Issues of fact do remain, however, as to whether the commitment letter, which defendant rejected as not “reasonably acceptable” because it covered only the debt financing portion of the August Merger Agreement, not the equity financing, and contained various conditions that had to be satisfied before the lender would provide any funding at all, should have been reasonably acceptable to defendant. This in turn raises an issue as to whether defendant’s termination of the August Merger Agreement was wrongful. As the IAS Court noted, the record is “patently insufficient” to permit a finding as to exactly what should have constituted a reasonably acceptable commitment.

We note that there is no need to dismiss plaintiff’s allegation that defendant breached “the implied covenant of good faith and fair dealing,” since the allegation is not stated as a separate cause of action but is subsumed under the first cause of action for breach of contract.

The second cause of action was properly dismissed as barred by the Statute of Frauds. The draft “agreement and plan of merger” that was enclosed in the September memorandum circulated to plaintiff and other interested parties clearly indicated that a “sale of securities” (see, UCC former 8-319 [a]) was to be an integral part of the proposed merger agreement. Thus, the “tender offer” and the proposed merger agreement that encompassed that offer fell within the writing requirement of the UCC provision. Since the record demonstrates that plaintiff’s “part performance” was concededly in response to an invitation to submit a binding proposal that it and other *123interested parties had received, it cannot be said that its actions were “unequivocally referable” to the alleged oral agreement between its and defendant’s principals (see, Anostario v Vicinanzo, 59 NY2d 662, 664).

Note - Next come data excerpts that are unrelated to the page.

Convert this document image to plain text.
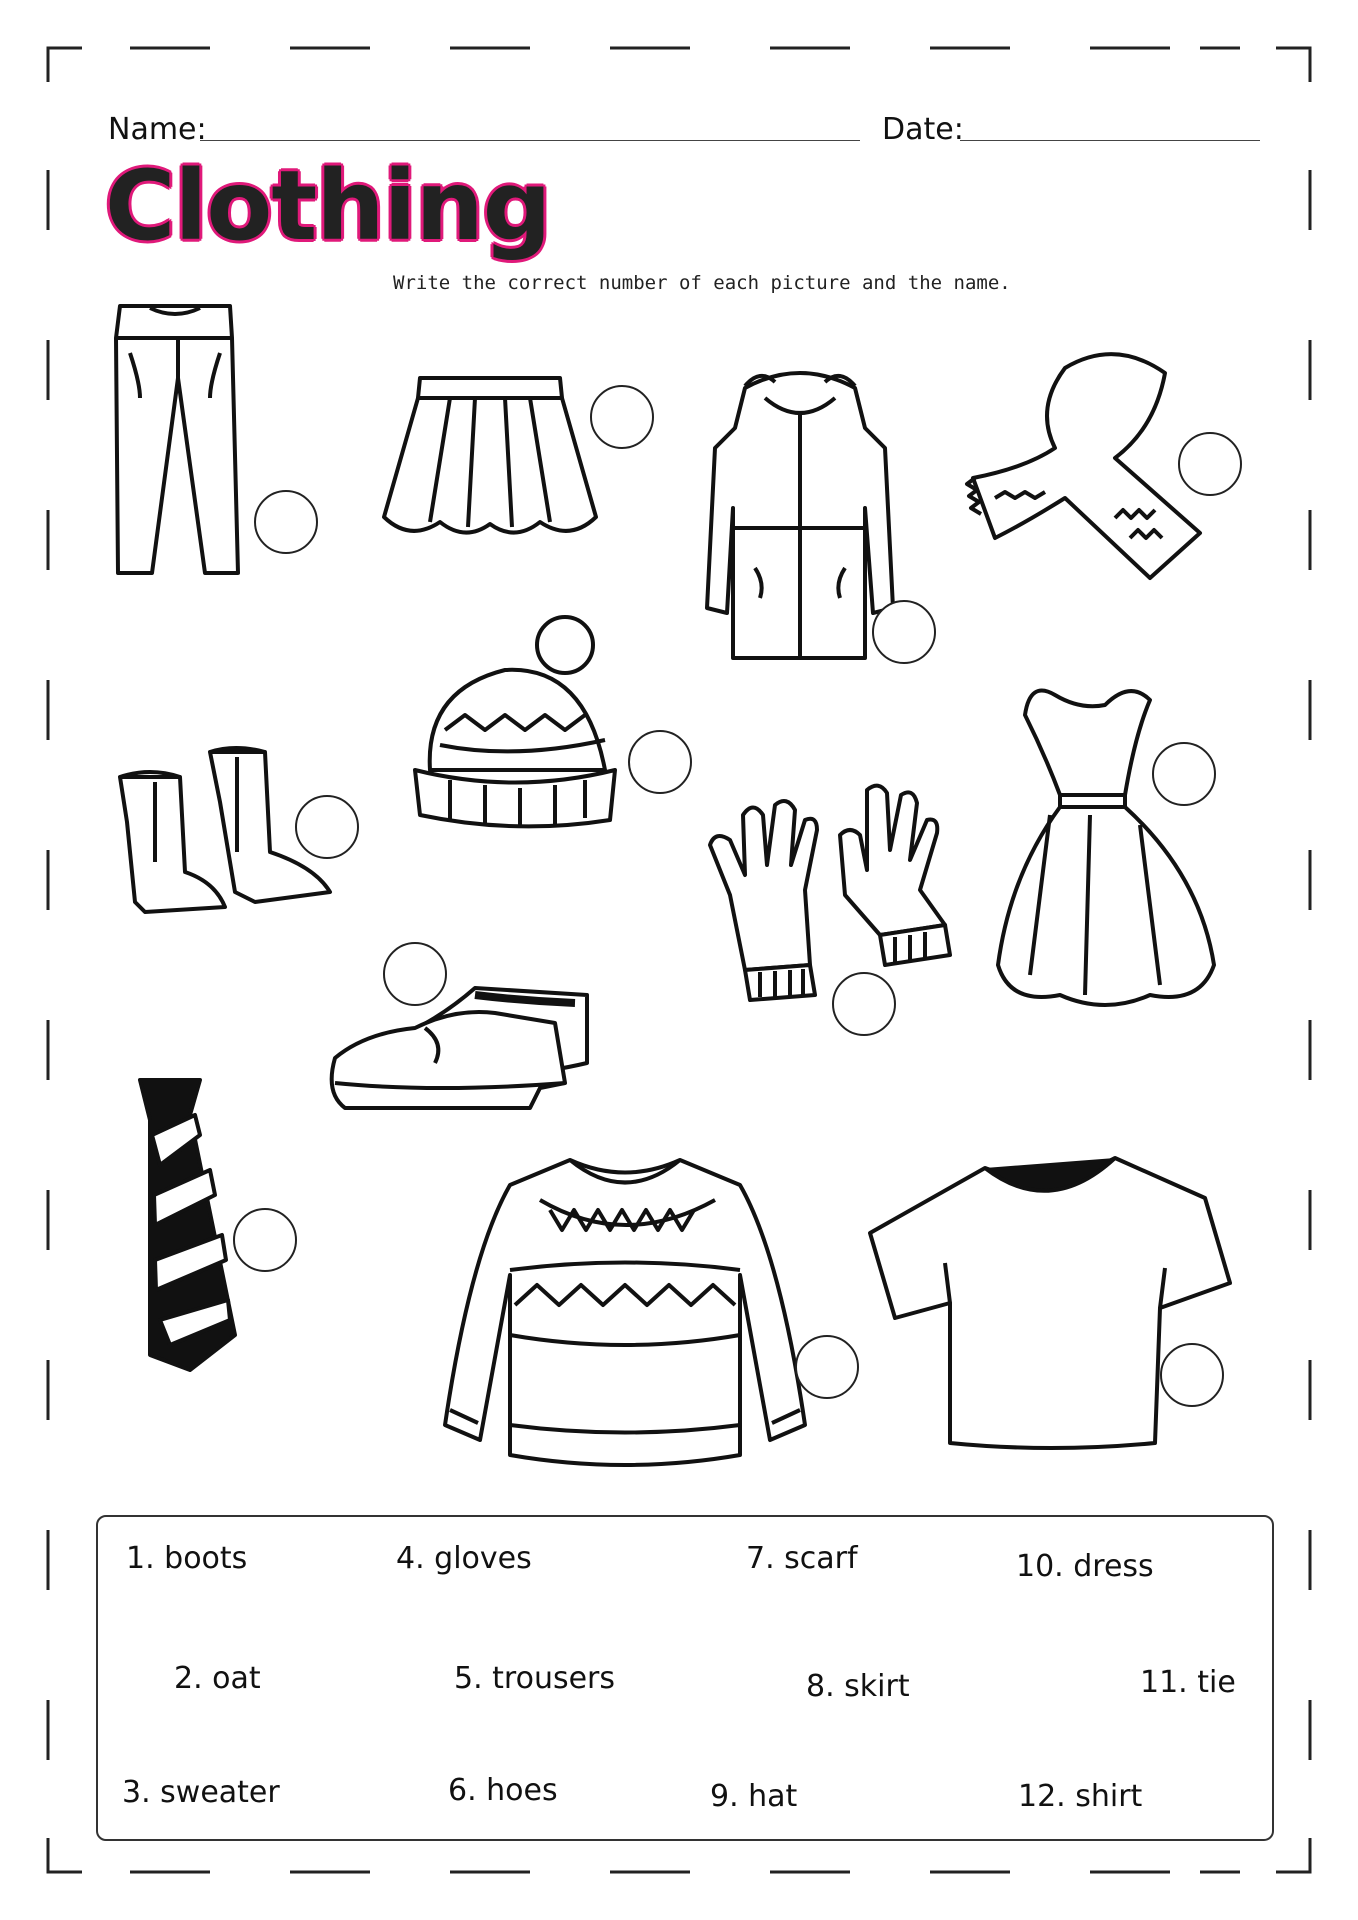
Name:	Date:
Clothing
Write the correct number of each picture and the name.
1. boots	4. gloves	7. scarf	10. dress
2. oat	5. trousers	8. skirt	11. tie
3. sweater	6. hoes	9. hat	12. shirt
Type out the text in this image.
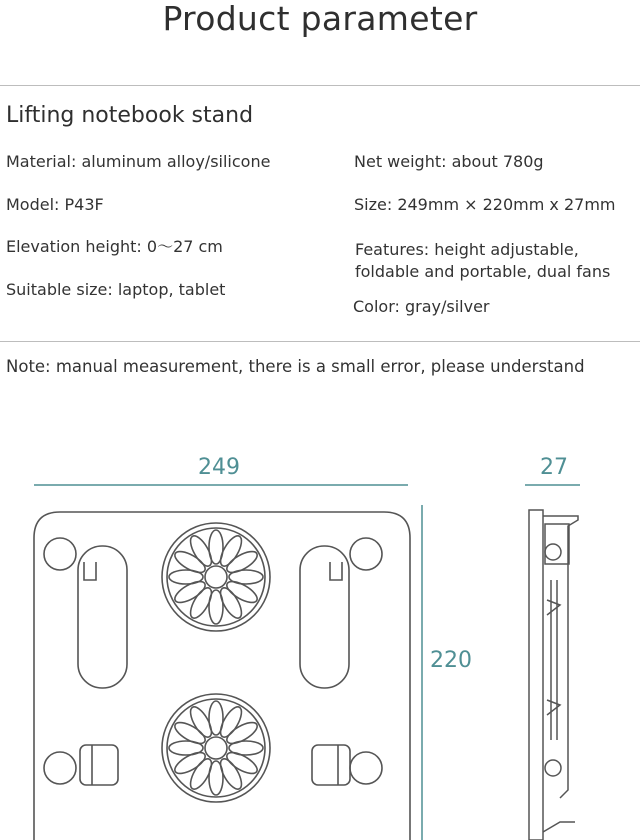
Product parameter
Lifting notebook stand
Material: aluminum alloy/silicone
Model: P43F
Elevation height: 0〜27 cm
Suitable size: laptop, tablet
Net weight: about 780g
Size: 249mm × 220mm x 27mm
Features: height adjustable,
foldable and portable, dual fans
Color: gray/silver
Note: manual measurement, there is a small error, please understand
249
220
27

The IAS Court also properly dismissed the third cause of action for liquidated damages and reasonable expenses. We reject plaintiffs argument that defendant’s termination of the August Merger Agreement excused plaintiffs need to itself terminate the August Merger Agreement in order to invoke the liquidated damages provision on account of defendant’s purported violation of the “no-shop” clause. Indeed, plaintiff expressly affirmed the August Merger Agreement after its termination by defendant, electing to treat it as operative in an attempt to compel defendant’s compliance.

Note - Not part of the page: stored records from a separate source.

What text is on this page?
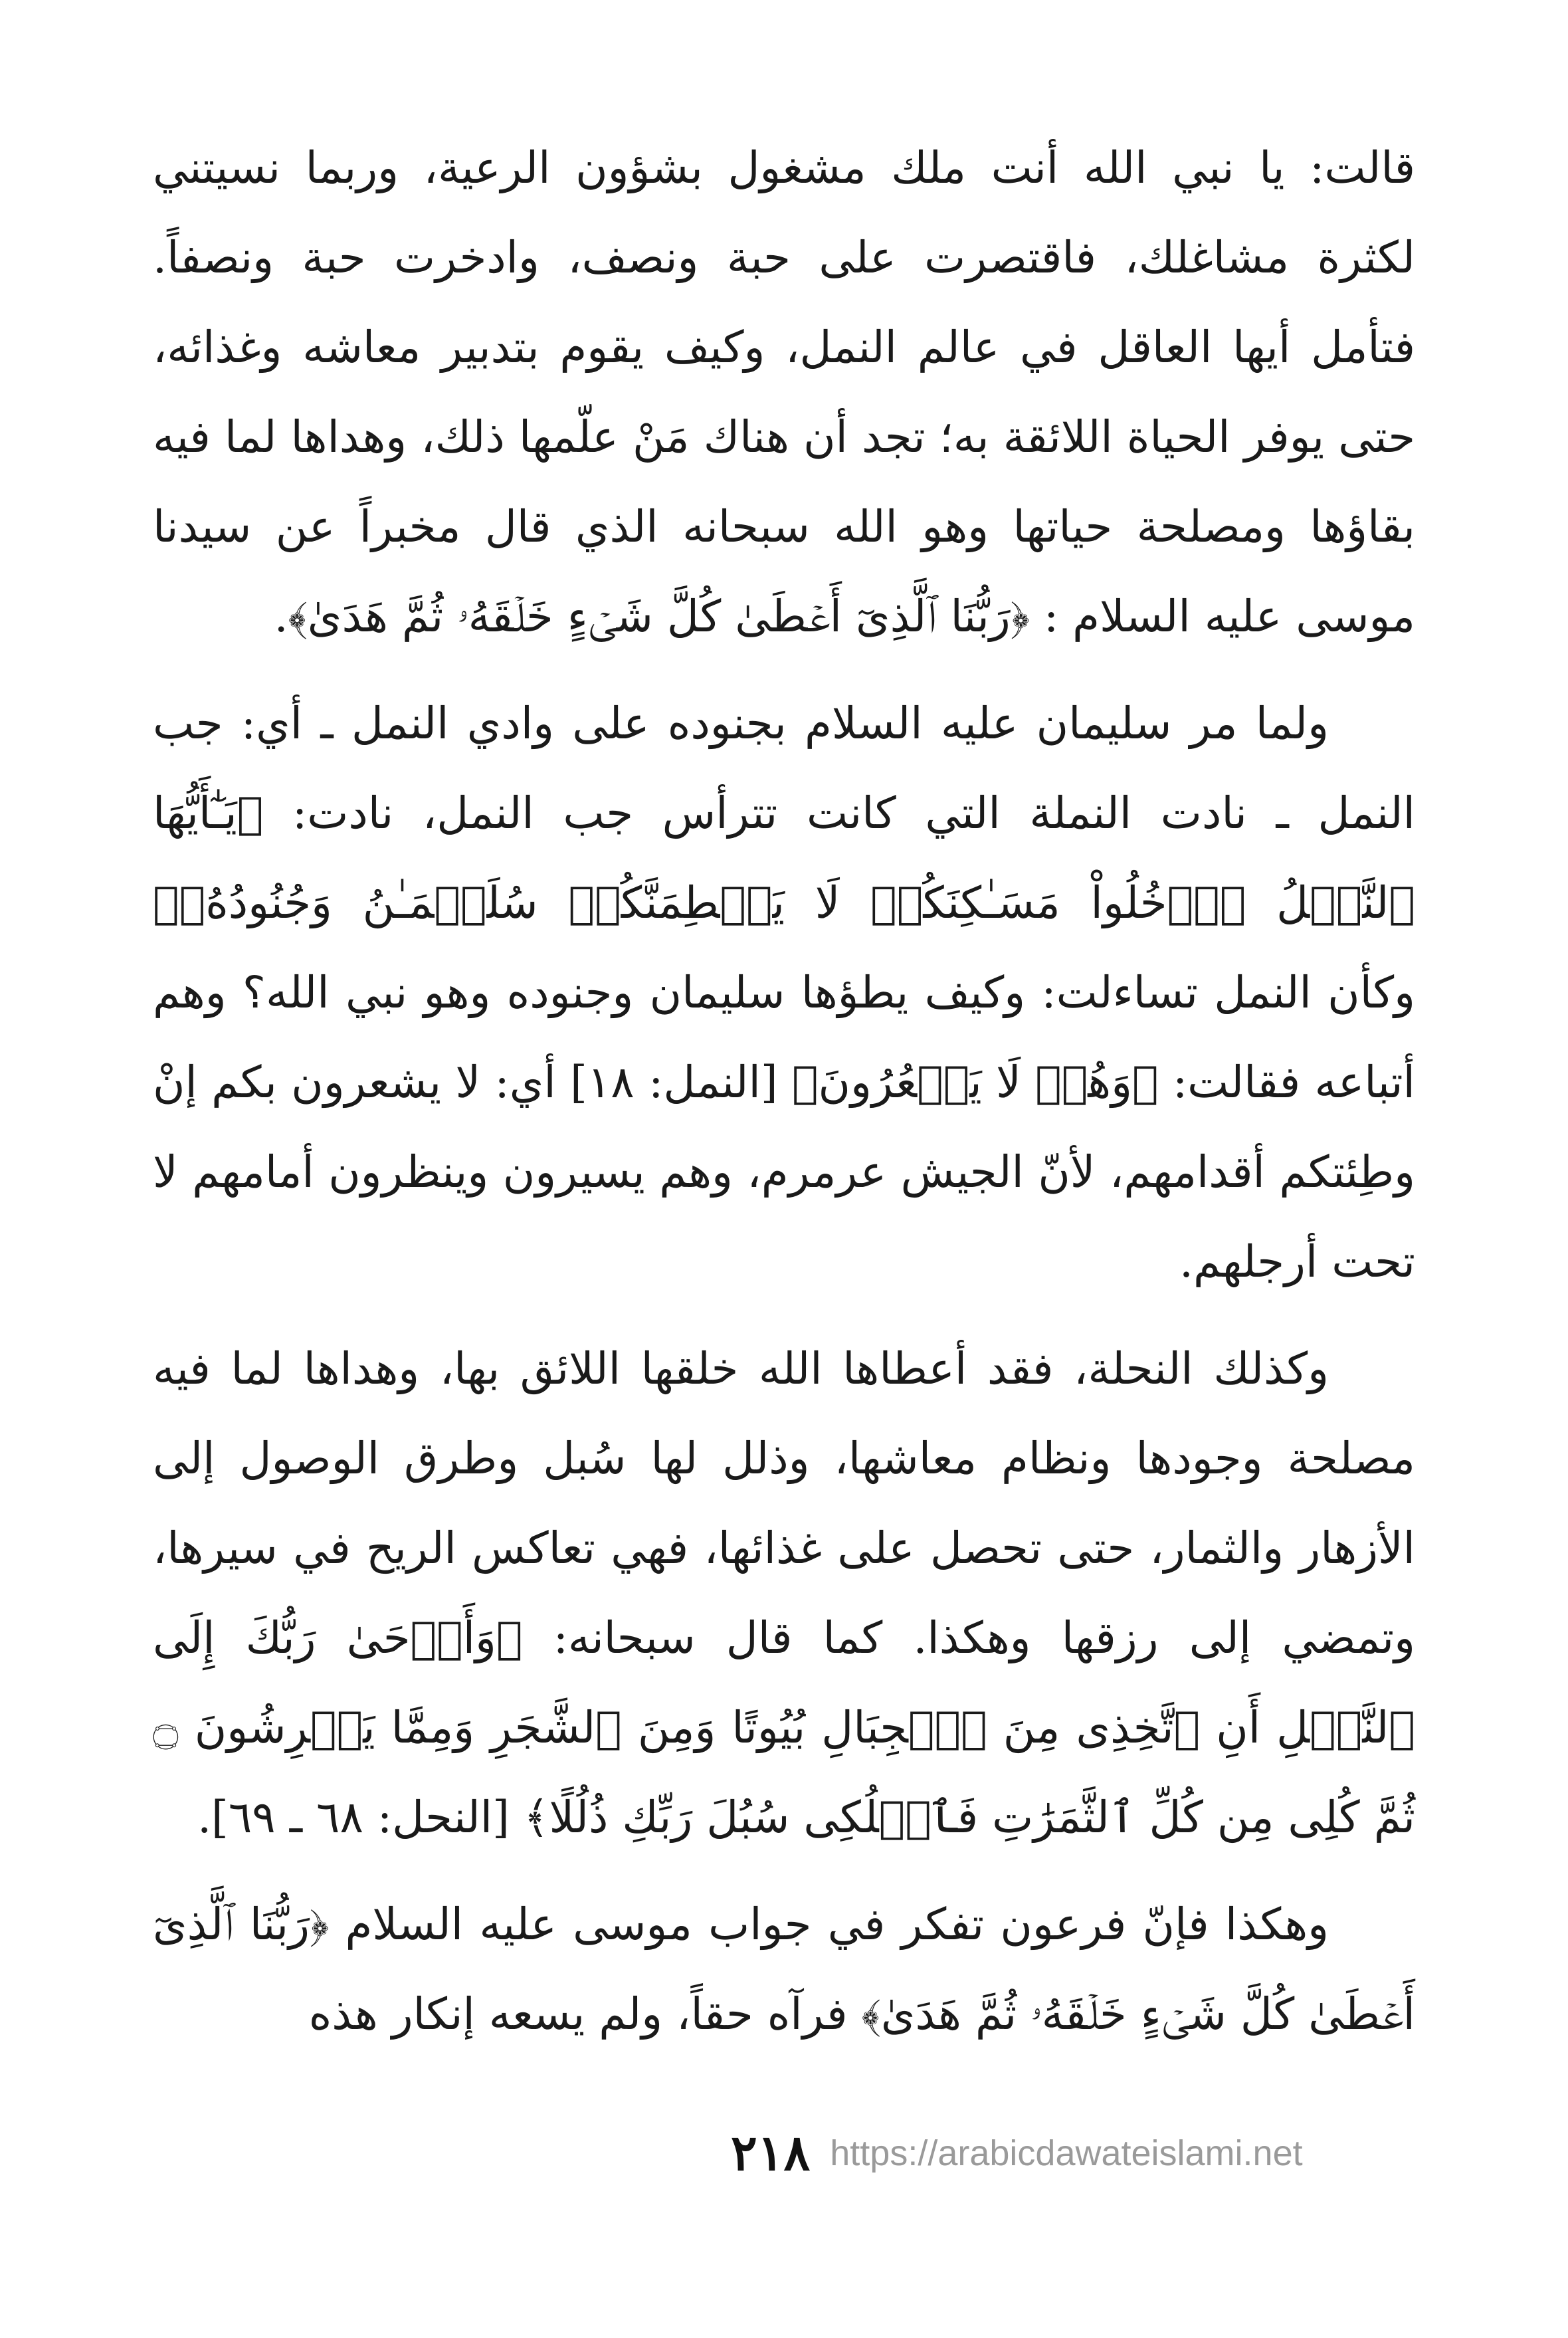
قالت: يا نبي الله أنت ملك مشغول بشؤون الرعية، وربما نسيتني لكثرة مشاغلك، فاقتصرت على حبة ونصف، وادخرت حبة ونصفاً. فتأمل أيها العاقل في عالم النمل، وكيف يقوم بتدبير معاشه وغذائه، حتى يوفر الحياة اللائقة به؛ تجد أن هناك مَنْ علّمها ذلك، وهداها لما فيه بقاؤها ومصلحة حياتها وهو الله سبحانه الذي قال مخبراً عن سيدنا موسى عليه السلام : ﴿رَبُّنَا ٱلَّذِىٓ أَعۡطَىٰ كُلَّ شَىۡءٍ خَلۡقَهُۥ ثُمَّ هَدَىٰ﴾.

ولما مر سليمان عليه السلام بجنوده على وادي النمل ـ أي: جب النمل ـ نادت النملة التي كانت تترأس جب النمل، نادت: ﴿يَـٰٓأَيُّهَا ٱلنَّمۡلُ ٱدۡخُلُواْ مَسَـٰكِنَكُمۡ لَا يَحۡطِمَنَّكُمۡ سُلَيۡمَـٰنُ وَجُنُودُهُۥ﴾ وكأن النمل تساءلت: وكيف يطؤها سليمان وجنوده وهو نبي الله؟ وهم أتباعه فقالت: ﴿وَهُمۡ لَا يَشۡعُرُونَ﴾ [النمل: ١٨] أي: لا يشعرون بكم إنْ وطِئتكم أقدامهم، لأنّ الجيش عرمرم، وهم يسيرون وينظرون أمامهم لا تحت أرجلهم.

وكذلك النحلة، فقد أعطاها الله خلقها اللائق بها، وهداها لما فيه مصلحة وجودها ونظام معاشها، وذلل لها سُبل وطرق الوصول إلى الأزهار والثمار، حتى تحصل على غذائها، فهي تعاكس الريح في سيرها، وتمضي إلى رزقها وهكذا. كما قال سبحانه: ﴿وَأَوۡحَىٰ رَبُّكَ إِلَى ٱلنَّحۡلِ أَنِ ٱتَّخِذِى مِنَ ٱلۡجِبَالِ بُيُوتًا وَمِنَ ٱلشَّجَرِ وَمِمَّا يَعۡرِشُونَ ۝ ثُمَّ كُلِى مِن كُلِّ ٱلثَّمَرَٰتِ فَٱسۡلُكِى سُبُلَ رَبِّكِ ذُلُلًا﴾ [النحل: ٦٨ ـ ٦٩].

وهكذا فإنّ فرعون تفكر في جواب موسى عليه السلام ﴿رَبُّنَا ٱلَّذِىٓ أَعۡطَىٰ كُلَّ شَىۡءٍ خَلۡقَهُۥ ثُمَّ هَدَىٰ﴾ فرآه حقاً، ولم يسعه إنكار هذه

٢١٨ https://arabicdawateislami.net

The IAS Court’s treatment of defendant’s motion to dismiss for failure to state a cause of action as one for summary judgment, without having given the parties notice of its intent to do so, is of no consequence and any error with respect thereto is harmless since plaintiff does not dispute that no further factual submissions were required to dispose of the legal issues (see, Shah v Shah, 215 AD2d 287, 289). Concur — Nardelli, J. P., Ellerin, Lerner, Buckley and Friedman, JJ. [See, 174 Misc 2d 808.]